Ханникатт засмеялся.

— Мое ранчо находится в Монтане. Раньше там пытались разводить скот, но горы оказались слишком крутыми для коров. Короче говоря, там протекает ручей с вершины гор. Однажды я повел Джеремию напиться и увидел, как в ручье что-то блеснуло. — Ханникатт потянулся. — Это было золото, большой кусок кварца с вкраплениями золота — лучшая геологическая формация для золота, Дмитрий. Как бы то ни было, я получил неплохое месторождение золота на своей земле. Ты спросишь, насколько большое? Я не знаю, да это и не имеет значения.

— Не имеет значения? — Попов повернулся в седле и посмотрел на своего спутника. — Фостер, за последние десять тысяч лет люди убивали друг друга из-за золота.

— Больше не будут, Дмитрий. Этому скоро придет конец — навсегда, наверно.

— Но каким образом? Почему? — удивился Попов.

— Разве ты не знаком с Проектом?

— Немного, но недостаточно, чтобы понять, о чем ты говоришь.

Какого черта, подумал охотник.

— Дмитрий, человеческая жизнь на планете подходит к кричащему концу, парень.

— Но?..

— Разве тебе не сказали?

— Нет, Фостер, об этой части Проекта мне никто не говорил.

Какого черта, снова подумал охотник. Олимпийские игры близятся к концу. Почему бы и нет? Этот русский понимает Природу, любит ездить верхом, и можно быть совершенно уверенным, что он работал на Джона Брайтлинга в весьма деликатном деле.

— Это называется Шива, — начал он и продолжал свой рассказ несколько минут.

Для Попова наступил момент принять профессиональное выражение лица. Его эмоции застыли, пока он слушал. Ему даже удалось улыбнуться, чтобы скрыть внутренний ужас.

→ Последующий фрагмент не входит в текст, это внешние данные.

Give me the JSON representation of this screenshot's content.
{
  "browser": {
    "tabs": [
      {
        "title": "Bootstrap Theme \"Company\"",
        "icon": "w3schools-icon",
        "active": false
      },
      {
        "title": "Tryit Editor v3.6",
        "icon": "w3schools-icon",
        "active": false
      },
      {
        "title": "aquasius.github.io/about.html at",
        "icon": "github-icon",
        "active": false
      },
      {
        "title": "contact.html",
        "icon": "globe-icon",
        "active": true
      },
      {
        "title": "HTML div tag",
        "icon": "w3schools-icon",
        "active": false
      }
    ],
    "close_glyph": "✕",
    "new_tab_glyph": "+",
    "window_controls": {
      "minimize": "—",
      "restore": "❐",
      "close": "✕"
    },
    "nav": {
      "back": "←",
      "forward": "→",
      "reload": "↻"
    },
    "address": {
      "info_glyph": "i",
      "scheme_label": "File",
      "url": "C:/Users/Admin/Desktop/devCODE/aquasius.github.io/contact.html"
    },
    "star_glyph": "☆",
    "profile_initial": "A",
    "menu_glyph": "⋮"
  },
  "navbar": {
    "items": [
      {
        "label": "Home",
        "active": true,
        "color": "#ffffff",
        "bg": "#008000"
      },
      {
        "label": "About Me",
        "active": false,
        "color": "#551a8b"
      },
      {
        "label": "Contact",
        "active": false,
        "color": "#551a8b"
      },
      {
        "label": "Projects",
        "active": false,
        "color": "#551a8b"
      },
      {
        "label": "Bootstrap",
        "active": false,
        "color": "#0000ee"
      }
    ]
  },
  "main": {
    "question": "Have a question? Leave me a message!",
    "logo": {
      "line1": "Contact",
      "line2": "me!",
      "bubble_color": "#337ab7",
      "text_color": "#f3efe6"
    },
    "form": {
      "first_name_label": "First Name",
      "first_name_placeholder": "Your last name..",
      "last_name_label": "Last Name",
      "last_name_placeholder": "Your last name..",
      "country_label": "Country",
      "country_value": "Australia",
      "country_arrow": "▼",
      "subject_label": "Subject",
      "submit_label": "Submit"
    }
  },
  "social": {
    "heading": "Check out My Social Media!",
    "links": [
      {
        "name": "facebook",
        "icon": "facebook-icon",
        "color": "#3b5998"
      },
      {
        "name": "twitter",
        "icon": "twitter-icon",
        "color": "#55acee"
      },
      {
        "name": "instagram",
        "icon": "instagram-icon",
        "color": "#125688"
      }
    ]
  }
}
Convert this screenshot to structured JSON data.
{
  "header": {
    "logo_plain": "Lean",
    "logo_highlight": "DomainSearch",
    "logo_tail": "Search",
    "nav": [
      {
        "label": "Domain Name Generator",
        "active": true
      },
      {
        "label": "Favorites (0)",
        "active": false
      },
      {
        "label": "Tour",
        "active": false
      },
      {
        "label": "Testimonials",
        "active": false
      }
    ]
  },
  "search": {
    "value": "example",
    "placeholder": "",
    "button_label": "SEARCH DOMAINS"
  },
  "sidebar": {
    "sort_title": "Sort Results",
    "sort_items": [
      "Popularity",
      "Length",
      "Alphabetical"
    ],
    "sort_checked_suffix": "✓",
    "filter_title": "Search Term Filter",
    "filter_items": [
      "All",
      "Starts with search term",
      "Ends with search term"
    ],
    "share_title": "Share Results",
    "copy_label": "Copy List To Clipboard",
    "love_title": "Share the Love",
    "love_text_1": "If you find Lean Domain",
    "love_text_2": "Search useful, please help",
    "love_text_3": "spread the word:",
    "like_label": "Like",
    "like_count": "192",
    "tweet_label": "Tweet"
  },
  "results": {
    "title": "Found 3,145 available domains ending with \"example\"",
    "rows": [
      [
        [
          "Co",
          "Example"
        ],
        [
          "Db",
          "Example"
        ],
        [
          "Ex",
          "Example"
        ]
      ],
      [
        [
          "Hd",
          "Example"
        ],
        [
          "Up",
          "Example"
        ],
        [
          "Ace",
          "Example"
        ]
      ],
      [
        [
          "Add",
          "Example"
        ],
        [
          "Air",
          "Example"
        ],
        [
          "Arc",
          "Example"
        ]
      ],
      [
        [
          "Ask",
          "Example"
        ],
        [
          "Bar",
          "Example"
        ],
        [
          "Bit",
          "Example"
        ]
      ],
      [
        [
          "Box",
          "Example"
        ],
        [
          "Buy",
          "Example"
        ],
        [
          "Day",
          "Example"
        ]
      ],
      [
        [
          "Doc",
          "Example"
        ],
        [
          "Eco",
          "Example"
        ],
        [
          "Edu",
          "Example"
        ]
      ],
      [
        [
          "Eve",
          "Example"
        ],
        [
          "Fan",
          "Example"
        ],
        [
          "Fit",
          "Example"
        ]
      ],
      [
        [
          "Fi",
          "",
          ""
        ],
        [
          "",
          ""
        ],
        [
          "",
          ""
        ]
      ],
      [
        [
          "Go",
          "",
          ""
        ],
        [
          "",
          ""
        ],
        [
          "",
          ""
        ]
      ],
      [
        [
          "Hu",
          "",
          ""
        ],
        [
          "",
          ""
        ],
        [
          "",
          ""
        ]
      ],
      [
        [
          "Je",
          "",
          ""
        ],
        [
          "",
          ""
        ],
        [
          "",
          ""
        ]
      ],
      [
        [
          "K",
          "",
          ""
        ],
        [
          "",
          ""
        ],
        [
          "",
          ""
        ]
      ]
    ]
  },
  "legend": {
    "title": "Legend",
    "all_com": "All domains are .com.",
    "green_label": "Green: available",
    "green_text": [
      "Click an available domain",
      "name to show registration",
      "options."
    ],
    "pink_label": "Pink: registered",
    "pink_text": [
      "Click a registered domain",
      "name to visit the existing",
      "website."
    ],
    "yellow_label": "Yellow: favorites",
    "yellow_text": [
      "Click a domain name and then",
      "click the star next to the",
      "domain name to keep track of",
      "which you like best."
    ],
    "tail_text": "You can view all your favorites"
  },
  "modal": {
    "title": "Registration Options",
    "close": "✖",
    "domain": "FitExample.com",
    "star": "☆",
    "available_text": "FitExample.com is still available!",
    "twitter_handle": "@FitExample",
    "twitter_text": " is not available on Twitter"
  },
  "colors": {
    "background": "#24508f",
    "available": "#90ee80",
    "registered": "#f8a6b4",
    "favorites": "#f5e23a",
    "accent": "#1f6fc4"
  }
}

— Но как распространить этот вирус?

— Видишь ли, у Джона есть компания, которая тоже работает на него. «Глобал Секьюрити» — босса этой компании зовут Хенриксен.

— Ах да, я знаю его. Раньше он был в ФБР.

— Вот как? Я знал, что он был коп, но не фед. В общем, они заключили консультационный контракт с австралийцами на время проведения Олимпийских игр, и один из людей Хенриксена займется распространением Шивы. Что-то связанное с системой кондиционирования воздуха на стадионе, как мне объяснили. Распространение произойдет в последний день, когда состоится заключительная церемония. На следующий день все полетят домой и возьмут с собой в собственных телах этот вирус.

— Но что защитит нас?

— Когда ты приехал сюда, тебе сделали укол, правда?

— Да, доктор Киллгор сказал, что это укрепит жизненные силы моего организма.

— Да, Дмитрий, еще как укрепит. Это была вакцина, которая защитит тебя от Шивы. Мне тоже сделали такой укол. Это вакцина В, приятель. У них есть еще одна вакцина, вакцина А, так мне сказали, но ты не захочешь получить прививку такой вакциной. — Ханникатт объяснил причину.

— Но откуда ты все это знаешь? — спросил Попов.

— Видишь ли, на случай, если люди догадаются об этом, я был одним из тех, кто помогал в создании периметра безопасности, окружающего комплекс. Вот тогда-то мне и сказали, почему для Проекта необходим такой периметр. Все это очень серьезно, приятель. Если кто-нибудь узнает, что было сделано здесь, они могут даже сбросить на нас атомную бомбу, понимаешь? — объяснил Фостер с усмешкой. — Мало кто из людей понимает необходимость спасения планеты. Я хочу сказать, что, если все будет продолжаться так, как происходит сейчас, через двадцать лет вымрут все люди и погибнет вся природа, не только люди — все животные тоже. Вот почему мы решили опередить их.